Till two years ago, her father Subol Das, a mason, used to bring home water from the local tube well. Then, he fell ill.
Secretary of Maa Saroda Women & Rural Welfare Society, Subhasis Mondal, an organisation that is working for the socio-economic development of the Sunderbans, said: “It (excessive salinity in water) is a tremendous problem with which children are growing up. But unlike their parents and grandparents, they are not ready to accept it lying down anymore. Constant saline exposure leads to several skin problems.”
According to sources, areas like Amlani, Bhawanipur-I, Hansnabad, Patlikhanpur, Barunhat, Rameswarpur, Bhawanipur-II gram panchayat under Hansnabad block Bispur, Dulduli, Gobindakati, Jogeshganj, Kalitala, Rupmari, and Sandelerbil under Hingalganj block are suffering from exposure to salinity.
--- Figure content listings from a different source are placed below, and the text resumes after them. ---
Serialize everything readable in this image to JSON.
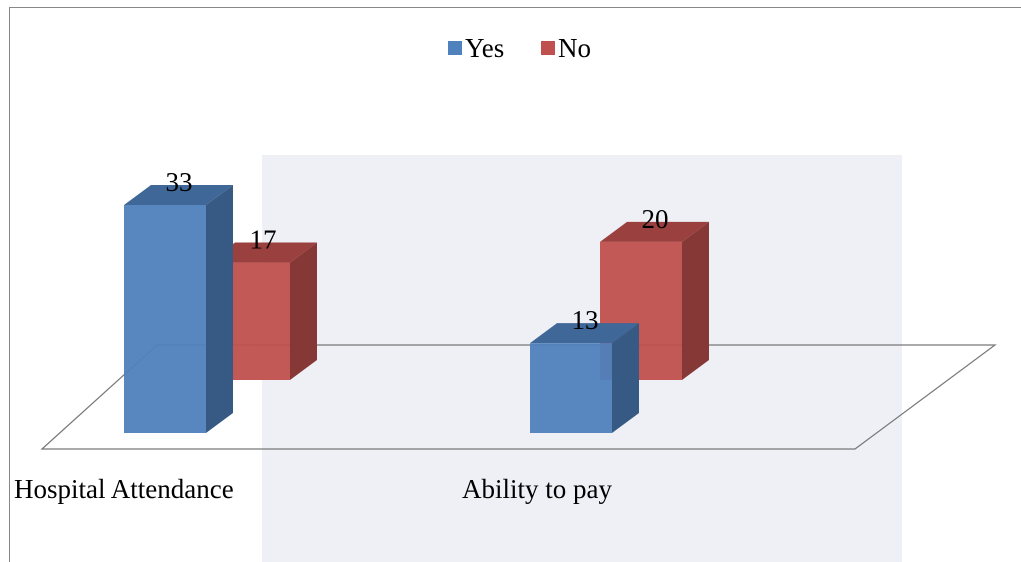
{
  "chart_data": {
    "type": "bar3d",
    "categories": [
      "Hospital Attendance",
      "Ability to pay"
    ],
    "series": [
      {
        "name": "Yes",
        "color": "#4f81bd",
        "values": [
          33,
          13
        ]
      },
      {
        "name": "No",
        "color": "#c0504d",
        "values": [
          17,
          20
        ]
      }
    ],
    "legend": "top"
  }
}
Toma is among a few thousand persons living in 14 gram panchayats of Hingalganj and Hansnabad blocks, in Basirhat subdivision, who either walk or pedal a few kilometres every day to fetch drinking water, having no other recourse.
Enveloped with several rivers connected to the Bay of Bengal, most blocks of the Sunderbans spanning North and South 24-Parganas suffer from high groundwater salinity. No block has recently reported salinity below 300mg per litre, which is unsafe for drinking.
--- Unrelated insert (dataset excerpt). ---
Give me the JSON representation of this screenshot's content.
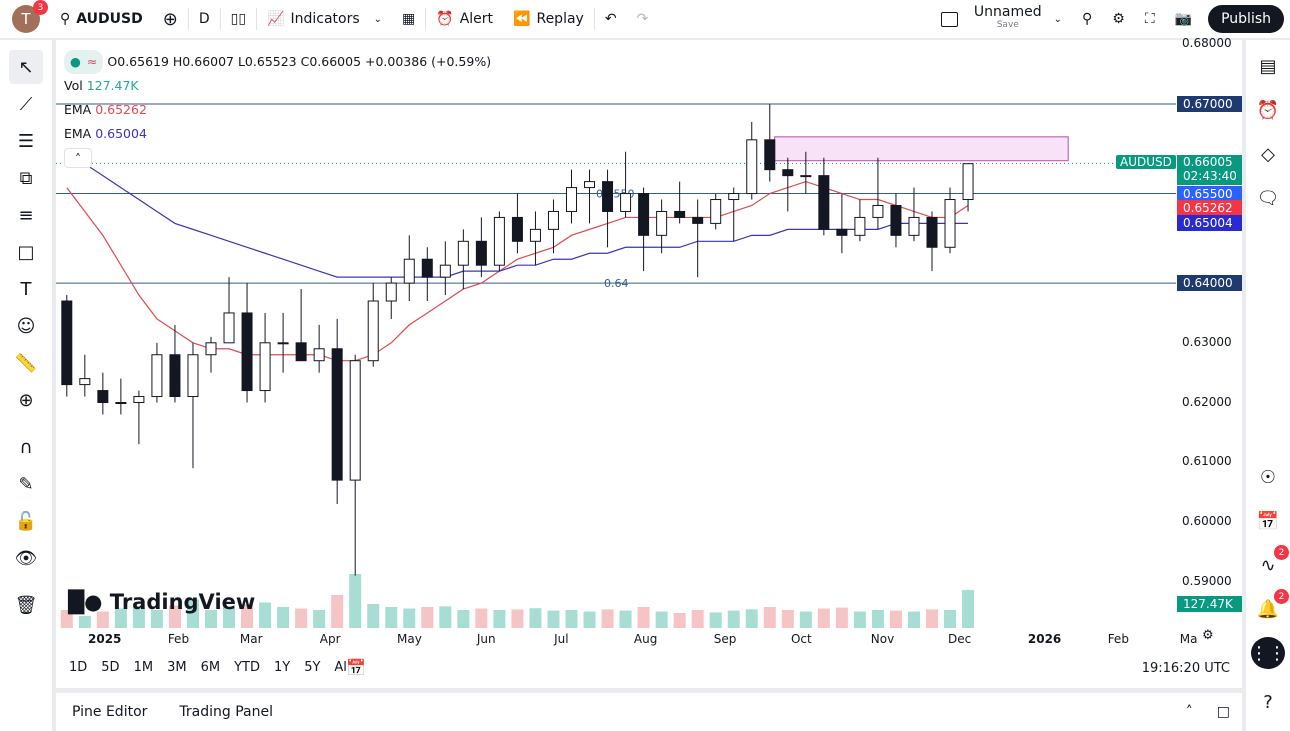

Hence, people do not drink the water they draw through deep tube wells. The latter is an unchanged arrangement dating to the pre-Independence era.
For instance, Toma collects water from a roadside PHE reservoir near Bailani market in Hingalganj block.
In 2009, the Centre had launched the National Rural Drinking Water Programme aiming to provide safe and adequate water for drinking, cooking and other domestic needs to every rural household on a sustainable basis.
The state government had planned to provide piped water to 70 per cent rural households by 2020.
However, only 25 per cent of households received the facility so far.
The Bengal government last year announced a Rs 58,000-crore Jal Swapno project to provide piped water supply to two crore rural households over the next five years with support of central funds.